Dalam keadaan neurosis, merupakan pemuasan libido klien yang diperoleh melalui
mekanisme pengganti atau lewat kasih sayang yang melekat dan kasih sayang
pengganti. Transferensi dinilai sebagai alat yang sangat berharga bagi terapis
untuk menyelidiki ketidaksadaran pasien karena alat ini mendorong klien untuk
menghidupkan kembali berbagai pengalaman emosional dari tahun-tahun awal
kehidupannya.

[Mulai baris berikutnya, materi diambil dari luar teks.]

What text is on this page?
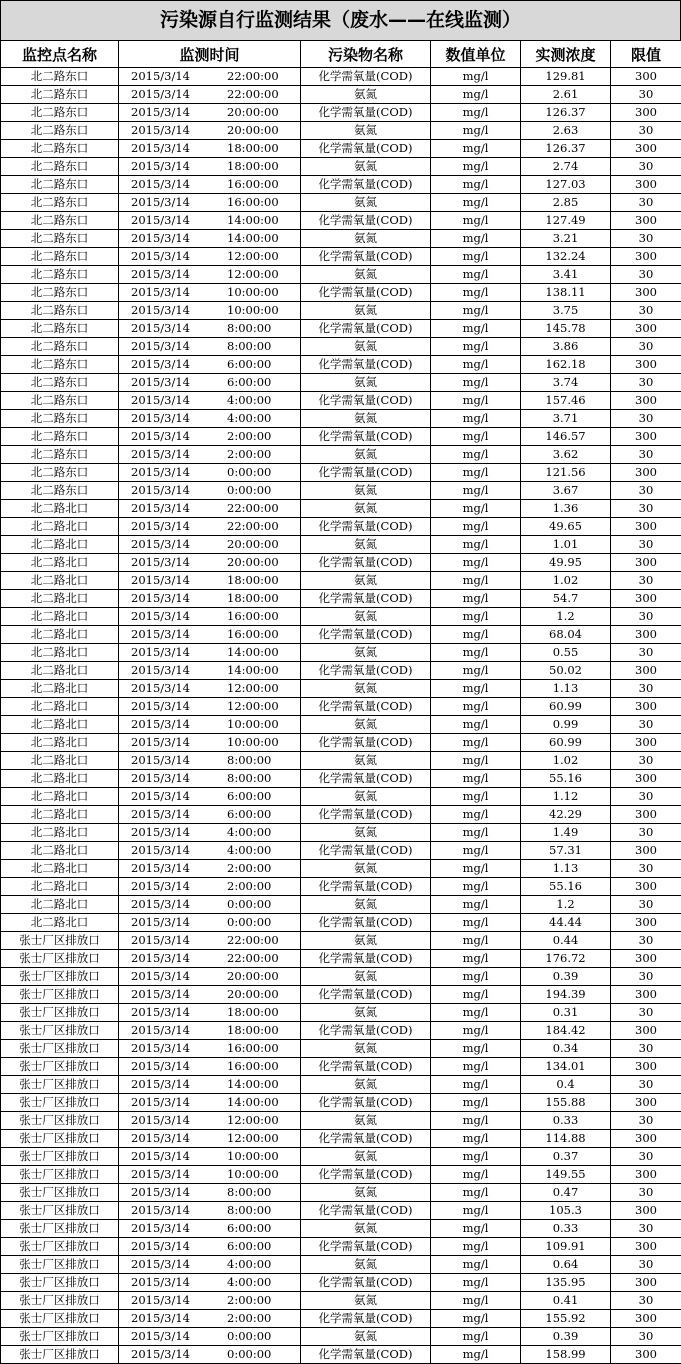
污染源自行监测结果（废水——在线监测）
监控点名称	监测时间	污染物名称	数值单位	实测浓度	限值
北二路东口	2015/3/14 22:00:00	化学需氧量(COD)	mg/l	129.81	300
北二路东口	2015/3/14 22:00:00	氨氮	mg/l	2.61	30
北二路东口	2015/3/14 20:00:00	化学需氧量(COD)	mg/l	126.37	300
北二路东口	2015/3/14 20:00:00	氨氮	mg/l	2.63	30
北二路东口	2015/3/14 18:00:00	化学需氧量(COD)	mg/l	126.37	300
北二路东口	2015/3/14 18:00:00	氨氮	mg/l	2.74	30
北二路东口	2015/3/14 16:00:00	化学需氧量(COD)	mg/l	127.03	300
北二路东口	2015/3/14 16:00:00	氨氮	mg/l	2.85	30
北二路东口	2015/3/14 14:00:00	化学需氧量(COD)	mg/l	127.49	300
北二路东口	2015/3/14 14:00:00	氨氮	mg/l	3.21	30
北二路东口	2015/3/14 12:00:00	化学需氧量(COD)	mg/l	132.24	300
北二路东口	2015/3/14 12:00:00	氨氮	mg/l	3.41	30
北二路东口	2015/3/14 10:00:00	化学需氧量(COD)	mg/l	138.11	300
北二路东口	2015/3/14 10:00:00	氨氮	mg/l	3.75	30
北二路东口	2015/3/14 8:00:00	化学需氧量(COD)	mg/l	145.78	300
北二路东口	2015/3/14 8:00:00	氨氮	mg/l	3.86	30
北二路东口	2015/3/14 6:00:00	化学需氧量(COD)	mg/l	162.18	300
北二路东口	2015/3/14 6:00:00	氨氮	mg/l	3.74	30
北二路东口	2015/3/14 4:00:00	化学需氧量(COD)	mg/l	157.46	300
北二路东口	2015/3/14 4:00:00	氨氮	mg/l	3.71	30
北二路东口	2015/3/14 2:00:00	化学需氧量(COD)	mg/l	146.57	300
北二路东口	2015/3/14 2:00:00	氨氮	mg/l	3.62	30
北二路东口	2015/3/14 0:00:00	化学需氧量(COD)	mg/l	121.56	300
北二路东口	2015/3/14 0:00:00	氨氮	mg/l	3.67	30
北二路北口	2015/3/14 22:00:00	氨氮	mg/l	1.36	30
北二路北口	2015/3/14 22:00:00	化学需氧量(COD)	mg/l	49.65	300
北二路北口	2015/3/14 20:00:00	氨氮	mg/l	1.01	30
北二路北口	2015/3/14 20:00:00	化学需氧量(COD)	mg/l	49.95	300
北二路北口	2015/3/14 18:00:00	氨氮	mg/l	1.02	30
北二路北口	2015/3/14 18:00:00	化学需氧量(COD)	mg/l	54.7	300
北二路北口	2015/3/14 16:00:00	氨氮	mg/l	1.2	30
北二路北口	2015/3/14 16:00:00	化学需氧量(COD)	mg/l	68.04	300
北二路北口	2015/3/14 14:00:00	氨氮	mg/l	0.55	30
北二路北口	2015/3/14 14:00:00	化学需氧量(COD)	mg/l	50.02	300
北二路北口	2015/3/14 12:00:00	氨氮	mg/l	1.13	30
北二路北口	2015/3/14 12:00:00	化学需氧量(COD)	mg/l	60.99	300
北二路北口	2015/3/14 10:00:00	氨氮	mg/l	0.99	30
北二路北口	2015/3/14 10:00:00	化学需氧量(COD)	mg/l	60.99	300
北二路北口	2015/3/14 8:00:00	氨氮	mg/l	1.02	30
北二路北口	2015/3/14 8:00:00	化学需氧量(COD)	mg/l	55.16	300
北二路北口	2015/3/14 6:00:00	氨氮	mg/l	1.12	30
北二路北口	2015/3/14 6:00:00	化学需氧量(COD)	mg/l	42.29	300
北二路北口	2015/3/14 4:00:00	氨氮	mg/l	1.49	30
北二路北口	2015/3/14 4:00:00	化学需氧量(COD)	mg/l	57.31	300
北二路北口	2015/3/14 2:00:00	氨氮	mg/l	1.13	30
北二路北口	2015/3/14 2:00:00	化学需氧量(COD)	mg/l	55.16	300
北二路北口	2015/3/14 0:00:00	氨氮	mg/l	1.2	30
北二路北口	2015/3/14 0:00:00	化学需氧量(COD)	mg/l	44.44	300
张士厂区排放口	2015/3/14 22:00:00	氨氮	mg/l	0.44	30
张士厂区排放口	2015/3/14 22:00:00	化学需氧量(COD)	mg/l	176.72	300
张士厂区排放口	2015/3/14 20:00:00	氨氮	mg/l	0.39	30
张士厂区排放口	2015/3/14 20:00:00	化学需氧量(COD)	mg/l	194.39	300
张士厂区排放口	2015/3/14 18:00:00	氨氮	mg/l	0.31	30
张士厂区排放口	2015/3/14 18:00:00	化学需氧量(COD)	mg/l	184.42	300
张士厂区排放口	2015/3/14 16:00:00	氨氮	mg/l	0.34	30
张士厂区排放口	2015/3/14 16:00:00	化学需氧量(COD)	mg/l	134.01	300
张士厂区排放口	2015/3/14 14:00:00	氨氮	mg/l	0.4	30
张士厂区排放口	2015/3/14 14:00:00	化学需氧量(COD)	mg/l	155.88	300
张士厂区排放口	2015/3/14 12:00:00	氨氮	mg/l	0.33	30
张士厂区排放口	2015/3/14 12:00:00	化学需氧量(COD)	mg/l	114.88	300
张士厂区排放口	2015/3/14 10:00:00	氨氮	mg/l	0.37	30
张士厂区排放口	2015/3/14 10:00:00	化学需氧量(COD)	mg/l	149.55	300
张士厂区排放口	2015/3/14 8:00:00	氨氮	mg/l	0.47	30
张士厂区排放口	2015/3/14 8:00:00	化学需氧量(COD)	mg/l	105.3	300
张士厂区排放口	2015/3/14 6:00:00	氨氮	mg/l	0.33	30
张士厂区排放口	2015/3/14 6:00:00	化学需氧量(COD)	mg/l	109.91	300
张士厂区排放口	2015/3/14 4:00:00	氨氮	mg/l	0.64	30
张士厂区排放口	2015/3/14 4:00:00	化学需氧量(COD)	mg/l	135.95	300
张士厂区排放口	2015/3/14 2:00:00	氨氮	mg/l	0.41	30
张士厂区排放口	2015/3/14 2:00:00	化学需氧量(COD)	mg/l	155.92	300
张士厂区排放口	2015/3/14 0:00:00	氨氮	mg/l	0.39	30
张士厂区排放口	2015/3/14 0:00:00	化学需氧量(COD)	mg/l	158.99	300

Teknik analisis transferensi dilakukan agar klien mampu
mengembangkan tranferensinya guna mengungkap kecemasan-kecemasan yang dialami
pada masa lalunya (masa anak-anak), sehingga terapis punya kesempatan untuk
menginterpretasi tranferen. Dan pada teknik ini terapis menggunakan sifat-sifat
netral, objektif, anonim, dan pasif serta tidak memberikan saran. Transferensi
pada tahap yang paling kritis berefek abreaksi (pelepasan tegangan emosional)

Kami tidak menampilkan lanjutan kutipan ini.